Beazer Homes Ltd v Durham County Council (2010)

Summary

A judge was correct to find that the transfer of land to a local authority included an implied term that the transferor was obliged to support any application by the local authority to have adopted by the Highways Agency an access road, if built, over an adjacent strip of land retained by the transferor.

Facts

The appellant construction company (B) appealed against a decision that it was required as an implied term of a transfer of land by it to the respondent local authority to co-operate with the local authority's efforts to construct, and have adopted as a highway, a road on adjacent land owned by B. B had transferred a site to the local authority. B had retained land around the site including a strip of land hatched on a plan annexed to the transfer. A clause of the transfer provided that either B or the local authority had the right within a set period to enter onto the strip and construct a road, that would provide access to the site, to the standards of the Highway Agency and that a party constructing a road would "do all acts and things necessary" to have that road adopted by the Highway Agency. When the site was transferred to the local authority it was intended that it would be used for a school but that use did not come to fruition and the local authority wished to sell the site to a residential housing developer. That use could be more easily facilitated by the construction of a road on the strip. After the transfer was completed B built a housing development and any road constructed on the site was to connect to the roads built as part of that development. The local authority successfully applied for a declaration that it was an implied term of the transfer for B to do all that was necessary to support an application for the Highway Agency to adopt any road constructed by the local authority. B contended that the term implied was not necessary as the transfer was clear in its terms; a Highways Agency approved road was not necessary to provide access to the site and that any obligation to have the road adopted by the Highways Agency was only applicable to it if it was the party that constructed the road and that if not, as owner of the land it could resist any such adoption under the Highways Act 1959, which applied at the date of the transfer.

Held

The judge was correct to conclude that the transfer implied that B had to support the local authority in its efforts to have any road constructed by it adopted by the Highways Agency. The position was analogous to that of a non-derogation from grant position and as the judge had noted, an officious bystander looking at the clause when it was drafted would have expected that B was required to co-operate with any attempt by the local authority to have the road adopted.

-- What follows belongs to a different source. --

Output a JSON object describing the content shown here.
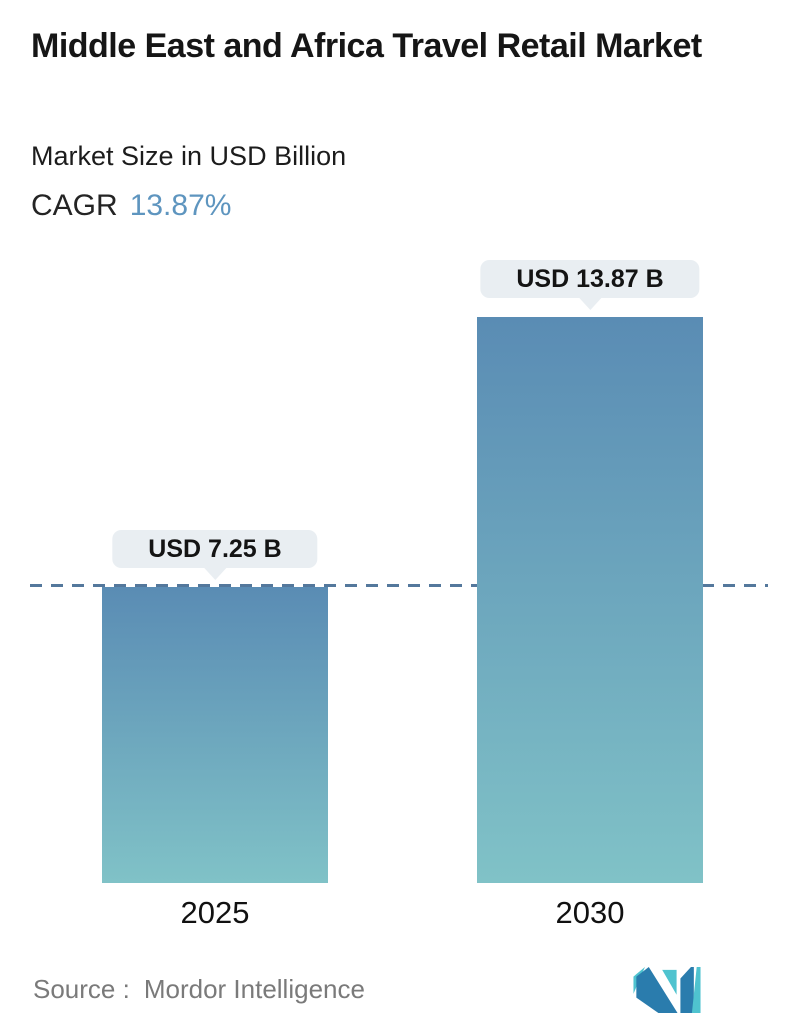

There was no logic to the position that would otherwise have resulted whereby the local authority was required to support any application by B to have the road adopted by the Highways Agency whilst B, as owner of the land, could object to a similar application by the local authority, Rusby v Harr (2006) EWCA Civ 865, (2007) JPL 262 and Attorney General of Belize v Belize Telecom Ltd (2009) UKPC 10, (2009) 1 WLR 1988 considered; Philips Electronique Grand Public SA v British Sky Broadcasting Ltd (1995) EMLR 472 CA (Civ Div) applied.